What's great about these classes of objects is that, though some explicit constructions are really involved, there are interesting 'black-box reductions' between many of the families. There's a simple transformation, e.g., taking any sufficiently good expander graph and outputting a good linear error-correcting code. So there are natural 'affinities' between many properties of random structures that allow one to trade between them. I thoroughly recommend, as one studies these objects, to keep a running 'reductions diagram'. These reductions don't usually give the best parameters, but the mere fact that they exist seems important.

Now let me describe something I came up with (which, however, is probably not new). I think it both illustrates, in a distinct setting from the one described earlier, the 'Coding Thesis' that coding algorithms can undergird a lot of complexity theory, *and* the 'Substitutability Thesis', namely that pseudorandom objects can stand in for each other in many cases. It would be nice to have more examples where something other than coding theory stands in for coding, but mine brings coding in to replace hashing.

I will assume that readers are familiar with the result of Valiant & Vazirani that NP is contained in RP^(Parity-P). (If not, see Papadimitriou or Arora.) What always weirded me out is that the 2 proofs I'd read--based on random weight functions and random hyperplanes--both guaranteed the isolation of *unique* solutions with high probability, whereas one might think we could save randomness by settling for the guarantee of just *oddly many* solutions with high probability.

Well, I found an alternative proof (still incomplete) that indeed doesn't guarantee or use isolation.
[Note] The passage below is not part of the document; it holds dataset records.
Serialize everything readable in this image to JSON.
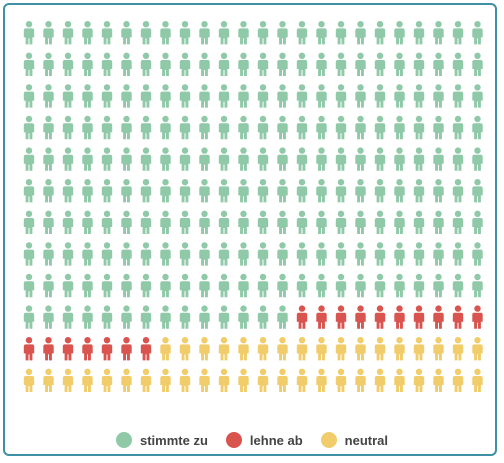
{
  "chart_data": {
    "type": "waffle",
    "unit": "person-icon",
    "columns": 24,
    "rows": 12,
    "categories": [
      "stimmte zu",
      "lehne ab",
      "neutral"
    ],
    "values": [
      230,
      17,
      41
    ],
    "colors": [
      "#8fc9a8",
      "#d9534f",
      "#f0cd6a"
    ],
    "legend_position": "bottom-center"
  }
}
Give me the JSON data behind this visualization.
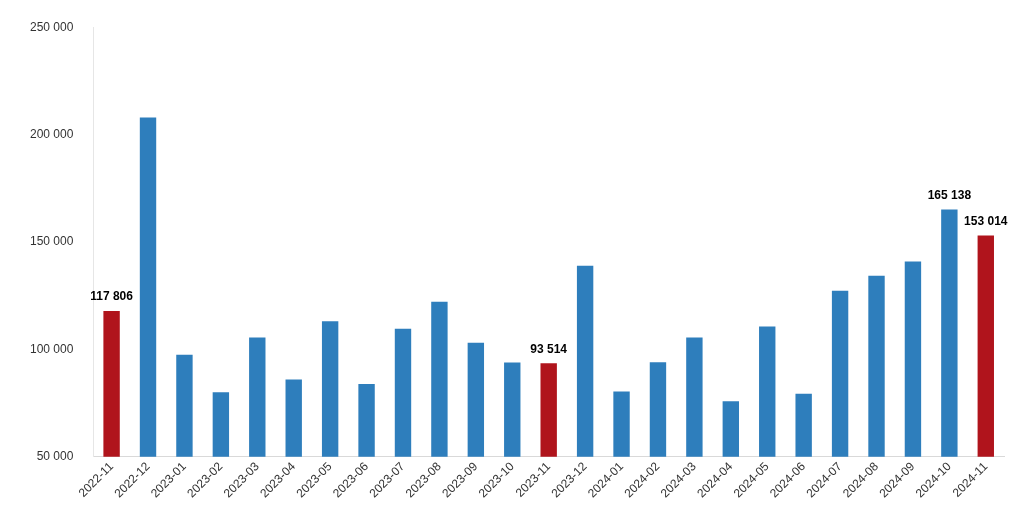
{
  "chart_data": {
    "type": "bar",
    "categories": [
      "2022-11",
      "2022-12",
      "2023-01",
      "2023-02",
      "2023-03",
      "2023-04",
      "2023-05",
      "2023-06",
      "2023-07",
      "2023-08",
      "2023-09",
      "2023-10",
      "2023-11",
      "2023-12",
      "2024-01",
      "2024-02",
      "2024-03",
      "2024-04",
      "2024-05",
      "2024-06",
      "2024-07",
      "2024-08",
      "2024-09",
      "2024-10",
      "2024-11"
    ],
    "values": [
      117806,
      208000,
      97500,
      80000,
      105500,
      85900,
      113100,
      83800,
      109600,
      122200,
      103000,
      93900,
      93514,
      138900,
      80300,
      94000,
      105500,
      75800,
      110600,
      79300,
      127300,
      134300,
      140900,
      165138,
      153014
    ],
    "colors": [
      "#b0141c",
      "#2e7ebc",
      "#2e7ebc",
      "#2e7ebc",
      "#2e7ebc",
      "#2e7ebc",
      "#2e7ebc",
      "#2e7ebc",
      "#2e7ebc",
      "#2e7ebc",
      "#2e7ebc",
      "#2e7ebc",
      "#b0141c",
      "#2e7ebc",
      "#2e7ebc",
      "#2e7ebc",
      "#2e7ebc",
      "#2e7ebc",
      "#2e7ebc",
      "#2e7ebc",
      "#2e7ebc",
      "#2e7ebc",
      "#2e7ebc",
      "#2e7ebc",
      "#b0141c"
    ],
    "value_labels": [
      "117 806",
      null,
      null,
      null,
      null,
      null,
      null,
      null,
      null,
      null,
      null,
      null,
      "93 514",
      null,
      null,
      null,
      null,
      null,
      null,
      null,
      null,
      null,
      null,
      "165 138",
      "153 014"
    ],
    "ylim": [
      50000,
      250000
    ],
    "yticks": [
      {
        "value": 50000,
        "label": "50 000"
      },
      {
        "value": 100000,
        "label": "100 000"
      },
      {
        "value": 150000,
        "label": "150 000"
      },
      {
        "value": 200000,
        "label": "200 000"
      },
      {
        "value": 250000,
        "label": "250 000"
      }
    ],
    "grid": false,
    "legend": false
  }
}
It's all about 'oddification'. The downside is, it doesn't seem to be more randomness-efficient, and, obviously, doesn't prove NP is in RP^USAT. It does, however, use the power of Parity-P in a more essential way than previous proofs.
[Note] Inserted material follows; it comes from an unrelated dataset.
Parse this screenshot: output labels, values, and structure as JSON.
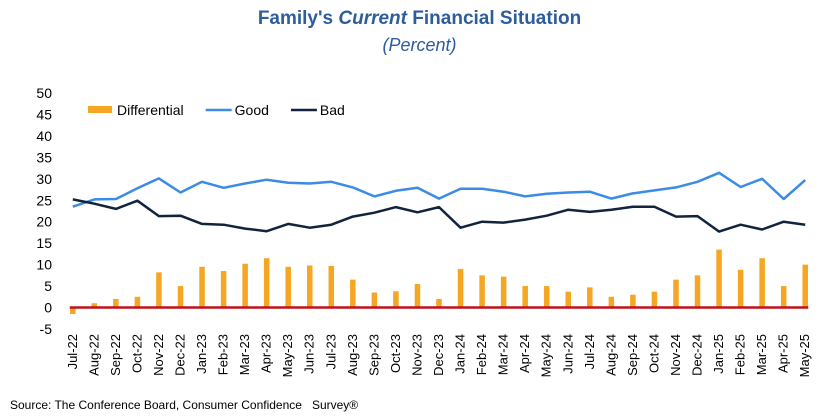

The proof idea: Let input x of length n to an NP machine M be fixed. Consider the characteristic vector v of length m = 2^(poly(n)) that describes all accepting computations of M on x (assume there are some). Let A be an Rm x m 0-1 matrix for a good linear code (mapping m-bit vectors to Rm-bit vectors). R can be a constant, by an easy existence proof; I am assuming that there is a family of such A for which R is constant and individual entries of A can be computed in time O(log m). I will have to check this, but it seems likely to be true now or in the near future (perhaps using expander codes).

For linear codes, good minimum distance between codewords is equivalent to high number of 1's in any nonzero codeword ENC(v) = Av (all arithmetic mod 2). So Av has many ones; I think we can get a constant fraction in our explicit family.
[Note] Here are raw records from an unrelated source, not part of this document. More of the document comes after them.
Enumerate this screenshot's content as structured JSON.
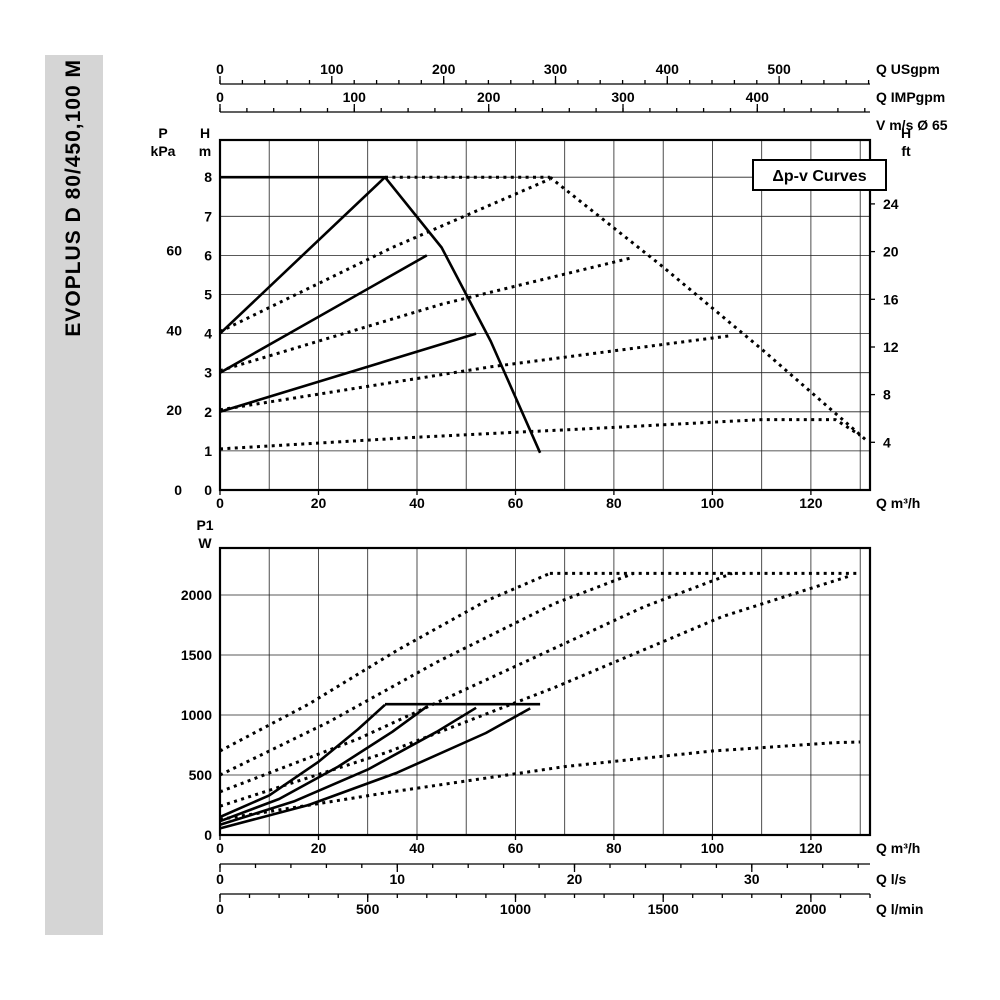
{
  "side_label": {
    "text": "EVOPLUS D 80/450,100 M"
  },
  "colors": {
    "sidebar_bg": "#d5d5d5",
    "ink": "#000000",
    "page_bg": "#ffffff"
  },
  "chart_data": [
    {
      "type": "line",
      "name": "head-flow-chart",
      "title": "Δp-v Curves",
      "x_max": 132,
      "x_minor": 10,
      "x_ticks": [
        0,
        20,
        40,
        60,
        80,
        100,
        120
      ],
      "x_unit": "Q m³/h",
      "y_max": 8.95,
      "y_grid": [
        1,
        2,
        3,
        4,
        5,
        6,
        7,
        8
      ],
      "y_left": [
        {
          "header": [
            "P",
            "kPa"
          ],
          "ticks": [
            0,
            20,
            40,
            60
          ],
          "m_per_unit": 0.102
        },
        {
          "header": [
            "H",
            "m"
          ],
          "ticks": [
            0,
            1,
            2,
            3,
            4,
            5,
            6,
            7,
            8
          ],
          "m_per_unit": 1
        }
      ],
      "y_right": {
        "header": [
          "H",
          "ft"
        ],
        "ticks": [
          4,
          8,
          12,
          16,
          20,
          24
        ],
        "m_per_unit": 0.3048
      },
      "aux_axes": [
        {
          "unit": "Q USgpm",
          "ticks": [
            0,
            100,
            200,
            300,
            400,
            500
          ],
          "minor_step": 20,
          "m3h_per_unit": 0.2271
        },
        {
          "unit": "Q IMPgpm",
          "ticks": [
            0,
            100,
            200,
            300,
            400
          ],
          "minor_step": 20,
          "m3h_per_unit": 0.2728
        }
      ],
      "corner_label": "V m/s Ø 65",
      "series": [
        {
          "name": "max-curve-single-flat",
          "style": "solid",
          "points": [
            [
              0,
              8
            ],
            [
              33.5,
              8
            ]
          ]
        },
        {
          "name": "max-curve-single-drop",
          "style": "solid",
          "points": [
            [
              33.5,
              8
            ],
            [
              45,
              6.2
            ],
            [
              55,
              3.8
            ],
            [
              65,
              0.95
            ]
          ]
        },
        {
          "name": "dpv-8m-single",
          "style": "solid",
          "points": [
            [
              0,
              4
            ],
            [
              33.5,
              8
            ]
          ]
        },
        {
          "name": "dpv-6m-single",
          "style": "solid",
          "points": [
            [
              0,
              3
            ],
            [
              42,
              6
            ]
          ]
        },
        {
          "name": "dpv-4m-single",
          "style": "solid",
          "points": [
            [
              0,
              2
            ],
            [
              52,
              4
            ]
          ]
        },
        {
          "name": "max-curve-twin-flat",
          "style": "dashed",
          "points": [
            [
              33.5,
              8
            ],
            [
              67,
              8
            ]
          ]
        },
        {
          "name": "max-curve-twin-drop",
          "style": "dashed",
          "points": [
            [
              67,
              8
            ],
            [
              90,
              5.7
            ],
            [
              110,
              3.6
            ],
            [
              131,
              1.3
            ]
          ]
        },
        {
          "name": "dpv-8m-twin",
          "style": "dashed",
          "points": [
            [
              0,
              4.05
            ],
            [
              35,
              6.2
            ],
            [
              67,
              7.95
            ]
          ]
        },
        {
          "name": "dpv-6m-twin",
          "style": "dashed",
          "points": [
            [
              0,
              3.05
            ],
            [
              45,
              4.75
            ],
            [
              84,
              5.95
            ]
          ]
        },
        {
          "name": "dpv-4m-twin",
          "style": "dashed",
          "points": [
            [
              0,
              2.05
            ],
            [
              55,
              3.15
            ],
            [
              104,
              3.95
            ]
          ]
        },
        {
          "name": "min-curve-twin",
          "style": "dashed",
          "points": [
            [
              0,
              1.05
            ],
            [
              40,
              1.35
            ],
            [
              80,
              1.6
            ],
            [
              110,
              1.8
            ],
            [
              125,
              1.8
            ],
            [
              130,
              1.4
            ]
          ]
        }
      ]
    },
    {
      "type": "line",
      "name": "power-flow-chart",
      "x_max": 132,
      "x_minor": 10,
      "x_ticks": [
        0,
        20,
        40,
        60,
        80,
        100,
        120
      ],
      "x_unit": "Q m³/h",
      "y_max": 2392,
      "y_grid": [
        500,
        1000,
        1500,
        2000
      ],
      "y_left": [
        {
          "header": [
            "P1",
            "W"
          ],
          "ticks": [
            0,
            500,
            1000,
            1500,
            2000
          ],
          "m_per_unit": 1
        }
      ],
      "aux_axes": [
        {
          "unit": "Q l/s",
          "ticks": [
            0,
            10,
            20,
            30
          ],
          "minor_step": 2,
          "m3h_per_unit": 3.6
        },
        {
          "unit": "Q l/min",
          "ticks": [
            0,
            500,
            1000,
            1500,
            2000
          ],
          "minor_step": 100,
          "m3h_per_unit": 0.06
        }
      ],
      "series": [
        {
          "name": "power-max-single-flat",
          "style": "solid",
          "points": [
            [
              33.5,
              1090
            ],
            [
              65,
              1090
            ]
          ]
        },
        {
          "name": "power-dpv-8-single",
          "style": "solid",
          "points": [
            [
              0,
              150
            ],
            [
              10,
              330
            ],
            [
              20,
              610
            ],
            [
              28,
              880
            ],
            [
              33.5,
              1085
            ]
          ]
        },
        {
          "name": "power-dpv-6-single",
          "style": "solid",
          "points": [
            [
              0,
              115
            ],
            [
              12,
              300
            ],
            [
              24,
              570
            ],
            [
              35,
              860
            ],
            [
              42,
              1070
            ]
          ]
        },
        {
          "name": "power-dpv-4-single",
          "style": "solid",
          "points": [
            [
              0,
              85
            ],
            [
              15,
              280
            ],
            [
              30,
              545
            ],
            [
              44,
              860
            ],
            [
              52,
              1060
            ]
          ]
        },
        {
          "name": "power-min-single",
          "style": "solid",
          "points": [
            [
              0,
              55
            ],
            [
              18,
              250
            ],
            [
              36,
              520
            ],
            [
              54,
              850
            ],
            [
              63,
              1055
            ]
          ]
        },
        {
          "name": "power-max-twin-flat",
          "style": "dashed",
          "points": [
            [
              67,
              2180
            ],
            [
              130,
              2180
            ]
          ]
        },
        {
          "name": "power-dpv-8-twin",
          "style": "dashed",
          "points": [
            [
              0,
              700
            ],
            [
              18,
              1090
            ],
            [
              36,
              1540
            ],
            [
              54,
              1950
            ],
            [
              67,
              2180
            ]
          ]
        },
        {
          "name": "power-dpv-6-twin",
          "style": "dashed",
          "points": [
            [
              0,
              500
            ],
            [
              22,
              940
            ],
            [
              44,
              1440
            ],
            [
              68,
              1930
            ],
            [
              84,
              2180
            ]
          ]
        },
        {
          "name": "power-dpv-4-twin",
          "style": "dashed",
          "points": [
            [
              0,
              360
            ],
            [
              28,
              800
            ],
            [
              56,
              1330
            ],
            [
              86,
              1900
            ],
            [
              104,
              2180
            ]
          ]
        },
        {
          "name": "power-min-twin-rise",
          "style": "dashed",
          "points": [
            [
              0,
              240
            ],
            [
              34,
              690
            ],
            [
              68,
              1230
            ],
            [
              102,
              1820
            ],
            [
              128,
              2160
            ]
          ]
        },
        {
          "name": "power-min-twin-low",
          "style": "dashed",
          "points": [
            [
              0,
              130
            ],
            [
              35,
              360
            ],
            [
              70,
              570
            ],
            [
              100,
              700
            ],
            [
              125,
              770
            ],
            [
              130,
              775
            ]
          ]
        }
      ]
    }
  ]
}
The algorithm: pick independently at random a few rows a1, ... am of A (each indexed in the range 1 ... Rm, so requiring only poly(n) random bits.) Then, each dot product ai*v can be determined with a Parity-P query (for ai*v = parity of the number of accepting computations whose A-matrix entry, in row i, is 1). If we pick enough and v isn't the zero vector, then with high probability at least one query will come out a 1. If v is zero, of course, all come out zero.

More updates soon to come, hopefully; I'm also learning about Fourier analysis of Boolean functions, with applications to the class AC_0.